Often many of our new customers are hesitant about placing orders and sending money to someone the other side of the world they have never met. It is daunting and of course you are risking not just your entire idea, but more often than not a big chunk of change to go with it.
So we thought what could we do to show you what we do is real and legit. That we do actually make stuff here in the far east, and don't just take your money and sit around with it clunking in our pockets.
So we teamed up with a good friend who runs a video production company in China. SLA. Check them out, they do good things. And we asked kindly if they would make a short supply chain transparency video for us giving you an insight into how a day for a factory visit goes down.

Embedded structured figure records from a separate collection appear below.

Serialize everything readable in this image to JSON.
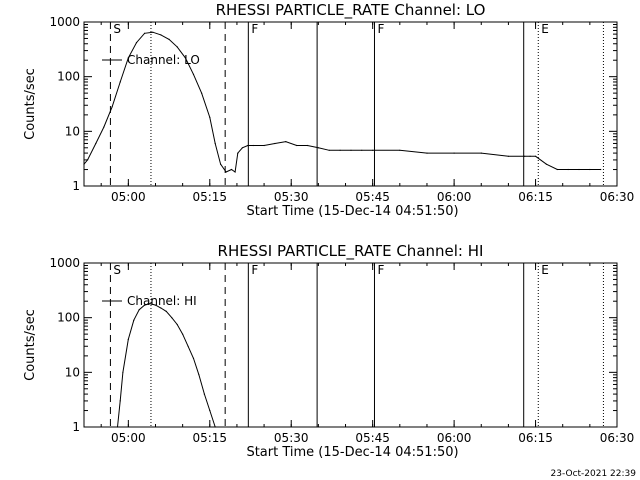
{
  "chart_data": [
    {
      "type": "line",
      "title": "RHESSI PARTICLE_RATE Channel: LO",
      "xlabel": "Start Time (15-Dec-14 04:51:50)",
      "ylabel": "Counts/sec",
      "yscale": "log",
      "ylim": [
        1,
        1000
      ],
      "xlim": [
        "04:51:50",
        "06:30:00"
      ],
      "x_ticks": [
        "05:00",
        "05:15",
        "05:30",
        "05:45",
        "06:00",
        "06:15",
        "06:30"
      ],
      "y_ticks": [
        "1",
        "10",
        "100",
        "1000"
      ],
      "legend": {
        "label": "Channel: LO",
        "placement": "top-left"
      },
      "markers": [
        {
          "letter": "S",
          "time": "04:56:42",
          "style": "dashed"
        },
        {
          "letter": "",
          "time": "05:04:10",
          "style": "dotted"
        },
        {
          "letter": "",
          "time": "05:17:50",
          "style": "dashed"
        },
        {
          "letter": "F",
          "time": "05:22:06",
          "style": "solid"
        },
        {
          "letter": "",
          "time": "05:34:46",
          "style": "solid"
        },
        {
          "letter": "F",
          "time": "05:45:20",
          "style": "solid"
        },
        {
          "letter": "",
          "time": "06:12:49",
          "style": "solid"
        },
        {
          "letter": "E",
          "time": "06:15:30",
          "style": "dotted"
        },
        {
          "letter": "",
          "time": "06:27:30",
          "style": "dotted"
        }
      ],
      "series": [
        {
          "name": "Channel: LO",
          "x": [
            "04:51:50",
            "04:52:30",
            "04:54:00",
            "04:55:30",
            "04:57:00",
            "04:58:30",
            "05:00:00",
            "05:01:30",
            "05:03:00",
            "05:04:30",
            "05:06:00",
            "05:07:30",
            "05:09:00",
            "05:10:30",
            "05:12:00",
            "05:13:30",
            "05:15:00",
            "05:16:00",
            "05:17:00",
            "05:18:00",
            "05:19:00",
            "05:19:40",
            "05:20:10",
            "05:21:00",
            "05:22:00",
            "05:23:00",
            "05:25:00",
            "05:27:00",
            "05:29:00",
            "05:31:00",
            "05:33:00",
            "05:35:00",
            "05:37:00",
            "05:39:00",
            "05:41:00",
            "05:43:00",
            "05:45:00",
            "05:50:00",
            "05:55:00",
            "06:00:00",
            "06:05:00",
            "06:10:00",
            "06:13:00",
            "06:14:00",
            "06:15:00",
            "06:17:00",
            "06:19:00",
            "06:21:00",
            "06:23:00",
            "06:25:00",
            "06:27:00"
          ],
          "y": [
            2.5,
            3,
            6,
            12,
            28,
            80,
            220,
            420,
            620,
            650,
            580,
            480,
            350,
            220,
            110,
            50,
            18,
            6,
            2.5,
            1.8,
            2,
            1.8,
            4,
            5,
            5.5,
            5.5,
            5.5,
            6,
            6.5,
            5.5,
            5.5,
            5,
            4.5,
            4.5,
            4.5,
            4.5,
            4.5,
            4.5,
            4,
            4,
            4,
            3.5,
            3.5,
            3.5,
            3.5,
            2.5,
            2,
            2,
            2,
            2,
            2
          ]
        }
      ]
    },
    {
      "type": "line",
      "title": "RHESSI PARTICLE_RATE Channel: HI",
      "xlabel": "Start Time (15-Dec-14 04:51:50)",
      "ylabel": "Counts/sec",
      "yscale": "log",
      "ylim": [
        1,
        1000
      ],
      "xlim": [
        "04:51:50",
        "06:30:00"
      ],
      "x_ticks": [
        "05:00",
        "05:15",
        "05:30",
        "05:45",
        "06:00",
        "06:15",
        "06:30"
      ],
      "y_ticks": [
        "1",
        "10",
        "100",
        "1000"
      ],
      "legend": {
        "label": "Channel: HI",
        "placement": "top-left"
      },
      "markers": [
        {
          "letter": "S",
          "time": "04:56:42",
          "style": "dashed"
        },
        {
          "letter": "",
          "time": "05:04:10",
          "style": "dotted"
        },
        {
          "letter": "",
          "time": "05:17:50",
          "style": "dashed"
        },
        {
          "letter": "F",
          "time": "05:22:06",
          "style": "solid"
        },
        {
          "letter": "",
          "time": "05:34:46",
          "style": "solid"
        },
        {
          "letter": "F",
          "time": "05:45:20",
          "style": "solid"
        },
        {
          "letter": "",
          "time": "06:12:49",
          "style": "solid"
        },
        {
          "letter": "E",
          "time": "06:15:30",
          "style": "dotted"
        },
        {
          "letter": "",
          "time": "06:27:30",
          "style": "dotted"
        }
      ],
      "series": [
        {
          "name": "Channel: HI",
          "x": [
            "04:58:00",
            "04:58:30",
            "04:59:00",
            "05:00:00",
            "05:01:00",
            "05:02:00",
            "05:03:00",
            "05:04:00",
            "05:05:00",
            "05:06:00",
            "05:07:00",
            "05:08:00",
            "05:09:00",
            "05:10:00",
            "05:11:00",
            "05:12:00",
            "05:13:00",
            "05:14:00",
            "05:15:00",
            "05:16:00"
          ],
          "y": [
            1,
            3,
            10,
            40,
            90,
            140,
            170,
            180,
            170,
            150,
            130,
            100,
            75,
            50,
            30,
            18,
            9,
            4,
            2,
            1
          ]
        }
      ]
    }
  ],
  "footer": {
    "timestamp": "23-Oct-2021 22:39"
  }
}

It usually starts pretty early as we hurtle to the airport to catch a plane to either Yiwu or Quanzhou. Two of the main backpack manufacturing hubs in China. The first plane out of Guangzhou to Yiwu is at 7:35 and we usually catch that one, as it means we can be in the market by 9:30 am.

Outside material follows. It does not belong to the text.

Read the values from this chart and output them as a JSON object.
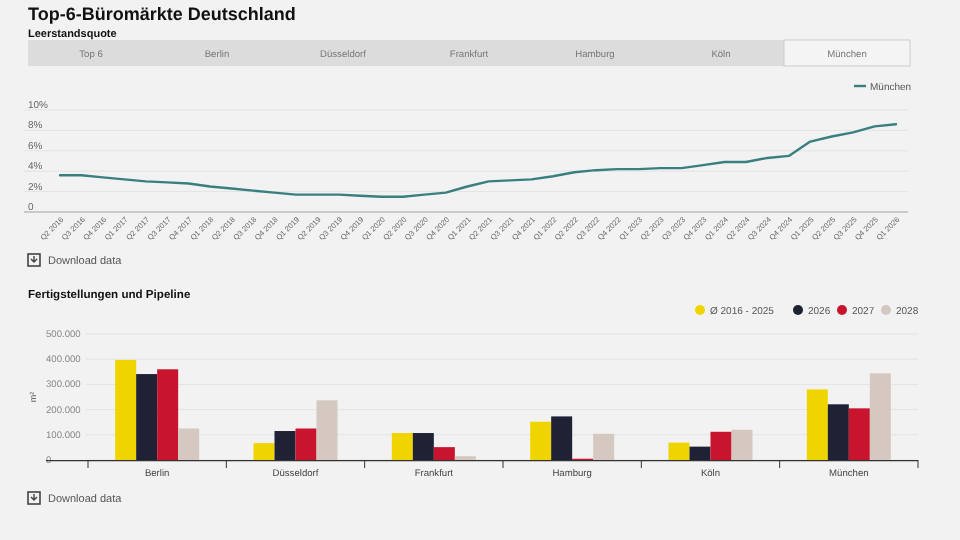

The trip from the airport into Yiwu Futian market takes approximately 30-40 minutes and then you are in the thick of it. The world's largest small commodities market, worth 60% of Christmas comes from here. People ask me, ok so what does Yiwu look like?
How does it work? Well you can think of Yiwu as loads and loads of small booths crammed into a massive building. To buy one of these bad boys can go for as much as $10 mill, so they are literally worth their weight in gold. Competition for places in the market is so intense that you rarely ever see an empty booth. Yiwu is a crazy place where money talks and the day is gone before you know it. Every booth is specific to a determined niche. And each area services a general area. So there is an entire floor dedicated to "backpacks" with different booths selling school backpacks, bumbags, kids bags and so forth. The trick is to find one that has something that you need and take it from there. As we have been working in Yiwu for nearly six years plus now, we sort of have that bit all dialled and know exactly where to go for what. But that being said, it never gets boring to walk the market and get new ideas.
But as most of my clients are running small to medium online businesses selling on Amazon or shopify the advantages of a place like Yiwu are fantastic. Firstly and foremost, if you buy off the shelf, the MOQ is 1 piece. If you want to create a custom product, that MOQ rises but compared to elsewhere in China it is still incredibly low. Backpacks for example start at 200 pieces per design.
After we walk the market and talk about our orders with our suppliers the next step is to head to the factory to check on production. Possibly what we envision a factory is and the reality of a factory are two very different things. It is not Foxconn or Walmart. 95% of garment and backpack factories in China are families and friends working in a room on sewing machines. It is all local, low key with lots of hard work. This is why sometimes things don't always go to plan.
Whilst we never compromise on quality, sometimes because of the human factor lead times do take a nudge. A 4 week proposed manufacturing schedule can quickly become 6 or 7 weeks if problems occur or someone is off sick.
This is the chap that runs the factory up here in Yiwu. It's his factory, I talk with him directly and he helps me with everything. If i have a problem I come to him, talk about it and we make a plan about how to get it done. Typical problems usually include making minor alterations to the design, restructuring the way the fabric is cut to get a clean finish.
I usually select all the fabric and materials myself in the market with the supplier at hand. This allows me to make sure that the quality of material is good, there are no issues there but fundamentally it allows me to keep pricing transparent, which of course we are able to directly pass onto the end consumer.